Job arrays are one of the most useful features in Slurm, and one of the most underused. Instead of submitting 500 near-identical jobs one by one, a job array lets you submit them as a single unit with one command, one job ID, and sane output management.
This guide covers everything from basic syntax to real-world patterns you can use today.
What Is a Job Array?
A job array lets you submit many similar jobs at once using a single submission.
Instead of submitting 100 separate jobs, you submit one job array, and Slurm automatically runs each task for you.
Each task:
- Runs the same script
- Gets a unique number (called a task ID)
- Can work on a different input or parameter
Think of it like:
👉 “Run this script 100 times, each time with a slightly different input”
Basic Syntax
To create a job array, you add the --array option to your Slurm job script:
#SBATCH --array=1-10
This tells Slurm to run the job 10 times, with task IDs from 1 to 10.
You can also:
- Run specific tasks:
#SBATCH --array=1,3,5
- Use steps:
#SBATCH --array=1-100:10
Minimal Example
#!/bin/bash
#SBATCH --job-name=my_array_job
#SBATCH --array=1-5
echo "Running task $SLURM_ARRAY_TASK_ID"
The Key Idea: the $SLURM_ARRAY_TASK_ID Variable
Each task gets a number stored in:
$SLURM_ARRAY_TASK_ID
This is what makes job arrays powerful. You use it to:
- Pick input files
- Select parameters
- Name outputs
Example: Processing Multiple Files
#!/bin/bash
#SBATCH --array=1-3
FILES=("data1.csv" "data2.csv" "data3.csv")
FILE=${FILES[$SLURM_ARRAY_TASK_ID-1]}
python my_script.py "$FILE"
Each task processes a different file.
Output File Naming (Important!)
If you don’t configure output files properly, all tasks may overwrite each other. Use these placeholders:
- %A –> Job ID
- %a –> Task ID
Recommended setup
#SBATCH --output=logs/job_%A_%a.out
#SBATCH --error=logs/job_%A_%a.err
This creates separate log files for each task.
Throttling: Limiting How Many Tasks Run at Once
You might not want all tasks running simultaneously. You can limit this using:
#SBATCH --array=1-100%10
This means:
- 100 total tasks
- Only 10 run at the same time
This is especially useful when:
- Running large jobs
- Being considerate on shared systems
Using Arrays with a Parameter File (Very Common)

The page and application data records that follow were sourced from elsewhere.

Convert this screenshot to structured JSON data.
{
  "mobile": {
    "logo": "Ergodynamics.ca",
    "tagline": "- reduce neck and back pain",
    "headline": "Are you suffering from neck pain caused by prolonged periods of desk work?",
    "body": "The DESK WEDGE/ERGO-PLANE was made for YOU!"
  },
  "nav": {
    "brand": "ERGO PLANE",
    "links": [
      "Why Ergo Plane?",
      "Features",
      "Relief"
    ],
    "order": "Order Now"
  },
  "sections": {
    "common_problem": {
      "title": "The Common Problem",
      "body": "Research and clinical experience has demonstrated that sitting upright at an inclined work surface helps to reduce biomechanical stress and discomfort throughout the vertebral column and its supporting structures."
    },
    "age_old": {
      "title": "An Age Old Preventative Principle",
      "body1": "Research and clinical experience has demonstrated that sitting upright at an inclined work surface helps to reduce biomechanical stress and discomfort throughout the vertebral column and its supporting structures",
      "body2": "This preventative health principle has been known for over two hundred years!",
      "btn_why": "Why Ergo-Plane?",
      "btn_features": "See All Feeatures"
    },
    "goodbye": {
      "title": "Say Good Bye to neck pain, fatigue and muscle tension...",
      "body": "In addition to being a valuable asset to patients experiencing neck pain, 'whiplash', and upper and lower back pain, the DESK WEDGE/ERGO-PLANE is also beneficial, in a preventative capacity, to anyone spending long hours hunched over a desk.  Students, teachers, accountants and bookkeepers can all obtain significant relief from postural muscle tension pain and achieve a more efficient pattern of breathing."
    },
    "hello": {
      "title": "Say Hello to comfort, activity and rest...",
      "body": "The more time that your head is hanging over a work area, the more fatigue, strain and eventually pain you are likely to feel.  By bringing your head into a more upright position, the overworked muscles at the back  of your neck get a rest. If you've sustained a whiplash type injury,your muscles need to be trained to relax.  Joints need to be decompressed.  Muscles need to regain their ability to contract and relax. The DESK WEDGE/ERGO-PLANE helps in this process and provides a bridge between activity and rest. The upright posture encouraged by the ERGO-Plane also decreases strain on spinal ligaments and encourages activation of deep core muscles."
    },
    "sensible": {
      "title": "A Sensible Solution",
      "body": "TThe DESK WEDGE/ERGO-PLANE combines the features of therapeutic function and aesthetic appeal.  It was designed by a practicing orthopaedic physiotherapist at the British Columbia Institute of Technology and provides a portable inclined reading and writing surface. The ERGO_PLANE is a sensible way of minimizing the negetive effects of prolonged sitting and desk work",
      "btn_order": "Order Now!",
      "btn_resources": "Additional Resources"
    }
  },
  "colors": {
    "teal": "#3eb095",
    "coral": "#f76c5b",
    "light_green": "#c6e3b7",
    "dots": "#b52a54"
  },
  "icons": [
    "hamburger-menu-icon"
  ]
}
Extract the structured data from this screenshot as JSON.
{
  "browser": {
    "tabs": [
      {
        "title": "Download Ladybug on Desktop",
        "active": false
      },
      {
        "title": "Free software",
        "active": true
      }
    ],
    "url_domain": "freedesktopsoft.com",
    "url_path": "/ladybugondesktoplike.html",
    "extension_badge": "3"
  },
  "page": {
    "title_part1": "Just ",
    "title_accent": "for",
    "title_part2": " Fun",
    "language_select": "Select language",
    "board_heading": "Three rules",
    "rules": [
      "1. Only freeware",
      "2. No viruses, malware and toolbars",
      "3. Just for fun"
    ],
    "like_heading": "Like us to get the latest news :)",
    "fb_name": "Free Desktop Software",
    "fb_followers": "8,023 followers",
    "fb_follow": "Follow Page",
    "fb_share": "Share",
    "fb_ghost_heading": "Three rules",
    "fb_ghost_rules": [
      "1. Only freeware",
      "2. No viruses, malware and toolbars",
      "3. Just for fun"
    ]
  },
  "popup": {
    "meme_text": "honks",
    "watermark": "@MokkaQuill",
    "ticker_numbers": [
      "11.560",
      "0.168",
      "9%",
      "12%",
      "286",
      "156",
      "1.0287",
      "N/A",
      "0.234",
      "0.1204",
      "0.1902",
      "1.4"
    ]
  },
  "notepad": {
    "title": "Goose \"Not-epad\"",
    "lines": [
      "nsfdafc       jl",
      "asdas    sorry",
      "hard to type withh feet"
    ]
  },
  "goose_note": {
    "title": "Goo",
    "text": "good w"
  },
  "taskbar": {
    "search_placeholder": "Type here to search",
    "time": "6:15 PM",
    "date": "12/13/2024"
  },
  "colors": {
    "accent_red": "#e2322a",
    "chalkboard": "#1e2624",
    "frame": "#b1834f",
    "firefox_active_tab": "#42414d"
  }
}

A simple and flexible approach is to store inputs in a file.
Example: params.txt
input1.csv 0.1
input2.csv 0.2
input3.csv 0.3
Slurm Job Script
#!/bin/bash
#SBATCH --array=1-3
LINE=$(sed -n "${SLURM_ARRAY_TASK_ID}p" params.txt)
INPUT=$(echo $LINE | awk '{print $1}')
PARAM=$(echo $LINE | awk '{print $2}')
python my_script.py "$INPUT" "$PARAM"
Each task reads a different line from the file, using the sed stream editor.
Monitoring and Managing Arrays
Check your Slurm jobs
squeue -u $USER
Cancel an entire array
scancel JOBID
Cancel a specific task
scancel JOBID_TASKID
Example:
scancel 12345_7
Common Mistakes (and How to Avoid Them)
-
Tasks overwriting each other Always include
%ain output filenames. -
Confusing numbering (
0vs1) Slurm arrays usually start at1, not0. -
Requesting too many resources per task Remember: each task is a separate job.
-
Not handling failures Check output logs to confirm all tasks completed.
When Should You Use Slurm Job Arrays?
Use Slurm job arrays when:
- Running the same script on many files
- Testing multiple parameters
- Processing datasets in batches
Avoid them when:
- Each job is completely different
- Tasks depend heavily on each other
Final Thoughts
Slurm job arrays are one of the simplest ways to:
- Save time
- Reduce errors
- Scale your work efficiently
If you find yourself writing loops that submit lots of jobs, it’s usually a sign that a job array would be a better solution.